Depletion is a concern for all American royalty trusts, of course, particularly one such as BPT that derives its royalties from a field as old as Prudhoe Bay. For detailed analysis and predictions on BPT's production and depletion rates, I recommend the occasional posts by "RoundRobinJack" on BPT's Yahoo! Finance message board. Here is a link to his latest Production/Distribution Update. More broadly, this man's posts demonstrate that although most comments on Yahoo! Finance message boards may be uninformed cheer leading, bashing, or just plain spam, occasionally you find an obviously knowledgeable poster whose comments are well worth reading. Just as with investing, sometimes you have to sift through the junk bin before finding something of value.

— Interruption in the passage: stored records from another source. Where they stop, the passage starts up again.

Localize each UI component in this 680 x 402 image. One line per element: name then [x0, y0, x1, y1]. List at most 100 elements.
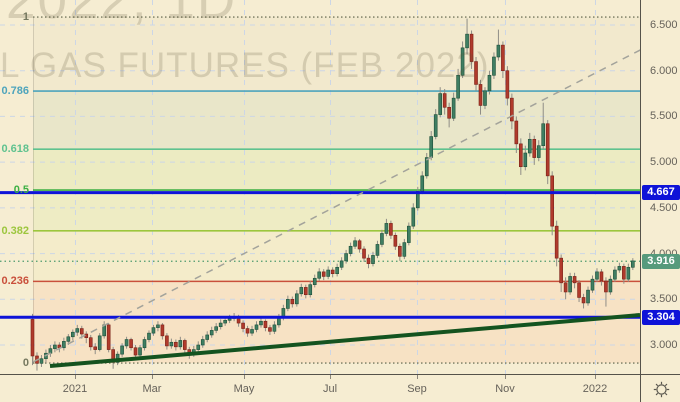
candle-up — [483, 90, 487, 106]
candle-down — [514, 120, 519, 145]
candle-up — [590, 278, 595, 291]
candle-up — [308, 284, 313, 296]
candle-down — [532, 138, 537, 158]
candle-down — [442, 93, 447, 108]
trendline-support-green[interactable] — [49, 313, 640, 368]
candle-down — [263, 320, 268, 328]
candle-up — [451, 97, 456, 119]
candle-up — [438, 93, 442, 115]
axis-corner[interactable] — [640, 374, 680, 402]
candle-up — [353, 240, 357, 247]
candle-up — [411, 207, 416, 227]
candle-up — [344, 253, 348, 262]
candle-down — [393, 234, 398, 247]
candle-down — [389, 223, 393, 236]
candle-down — [129, 339, 133, 349]
candle-up — [527, 138, 532, 154]
candle-up — [142, 339, 147, 349]
candle-down — [183, 340, 187, 350]
candle-up — [348, 245, 353, 254]
candle-up — [429, 136, 434, 158]
candle-up — [568, 276, 572, 293]
candle-up — [299, 287, 304, 295]
time-axis-label: Nov — [495, 383, 515, 395]
candle-down — [174, 341, 178, 348]
candle-up — [460, 47, 465, 76]
candle-up — [227, 318, 232, 321]
candle-up — [223, 320, 227, 324]
candle-down — [290, 298, 295, 305]
candle-up — [536, 145, 541, 158]
candle-up — [218, 322, 223, 328]
candle-down — [604, 280, 608, 293]
time-axis[interactable]: 2021 Mar May Jul Sep Nov 2022 — [0, 374, 640, 402]
chart-plot-area[interactable]: 2022, 1D L GAS FUTURES (FEB 2022) 1 0.786… — [0, 0, 640, 374]
candle-up — [209, 330, 214, 336]
time-axis-label: May — [233, 383, 255, 395]
candle-up — [214, 326, 218, 331]
candle-up — [335, 266, 339, 274]
fib-band — [33, 91, 640, 150]
candle-down — [478, 84, 483, 106]
candle-down — [554, 225, 559, 259]
candle-up — [286, 298, 290, 309]
candle-down — [398, 245, 402, 257]
candle-up — [407, 225, 411, 243]
fib-label-0.236: 0.236 — [1, 275, 29, 288]
candle-up — [613, 269, 617, 280]
fib-label-0.618: 0.618 — [1, 143, 29, 156]
candle-down — [622, 266, 626, 280]
price-badge: 3.916 — [642, 253, 680, 269]
candle-up — [317, 271, 322, 279]
candle-down — [93, 346, 98, 350]
candle-up — [147, 332, 151, 340]
price-badge: 3.304 — [642, 309, 680, 325]
candle-up — [384, 223, 389, 234]
price-axis[interactable]: 6.5006.0005.5005.0004.5004.0003.5003.000… — [640, 0, 680, 374]
gear-icon[interactable] — [653, 381, 670, 398]
time-axis-label: Mar — [142, 383, 162, 395]
candle-down — [357, 240, 362, 250]
candle-up — [151, 327, 156, 334]
candlestick-chart[interactable] — [0, 0, 640, 374]
candle-up — [259, 320, 263, 326]
candle-down — [469, 33, 474, 62]
price-axis-label: 4.500 — [650, 201, 678, 214]
time-tick-mark — [505, 375, 506, 379]
fib-label-1: 1 — [22, 11, 29, 24]
candle-down — [330, 269, 335, 274]
candle-up — [492, 56, 496, 76]
candle-down — [559, 257, 563, 284]
candle-down — [577, 282, 581, 298]
candle-up — [496, 44, 501, 58]
time-axis-label: 2021 — [62, 383, 88, 395]
candle-down — [245, 328, 250, 334]
candle-up — [156, 324, 160, 328]
candle-down — [133, 347, 138, 356]
fib-level-labels: 1 0.786 0.618 0.5 0.382 0.236 0 — [0, 0, 31, 374]
candle-down — [30, 319, 35, 357]
candle-down — [474, 61, 478, 85]
candle-down — [362, 248, 366, 259]
candle-up — [523, 152, 528, 168]
candle-up — [402, 242, 407, 257]
time-axis-label: Jul — [322, 383, 338, 395]
candle-up — [120, 345, 124, 355]
candle-up — [617, 266, 622, 271]
candle-up — [465, 33, 469, 49]
candle-up — [326, 269, 330, 277]
candle-up — [169, 341, 174, 347]
candle-up — [196, 344, 201, 350]
candle-up — [626, 266, 631, 280]
fib-label-0: 0 — [22, 357, 29, 370]
candle-down — [563, 282, 568, 293]
candle-down — [501, 44, 505, 72]
fib-band — [33, 190, 640, 231]
candle-down — [79, 328, 84, 335]
candle-up — [200, 339, 205, 346]
candle-down — [519, 143, 523, 168]
candle-down — [106, 324, 111, 350]
candle-up — [71, 331, 75, 338]
trendline-dashed-diagonal[interactable] — [32, 46, 640, 363]
candle-down — [572, 276, 577, 284]
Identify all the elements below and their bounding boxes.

Of these three oil stocks, I currently have a GTC limit sell order on XOM. As Daniel Wahl has pointed out in correspondence with me, and in a post on his blog, integrated majors such as XOM have a few strikes against them, limiting their ability to benefit from the oil boom:
- Refining components. While the integrated majors may benefit on the exploration and production side of the business, their exposure to refining (where rising crude prices squeeze "crack spreads", i.e., profit margins on refined products) remains a liability.
- Their enormous size. This makes it difficult for new oil and gas discoveries to 'move the needle' in expanding the company's reserves.
- Their need (again, because of their size) to expand exploration and production in more politically unstable parts of the world, where their assets are subject to expropriation (e.g., as was the case with Exxon in Venezuela last year).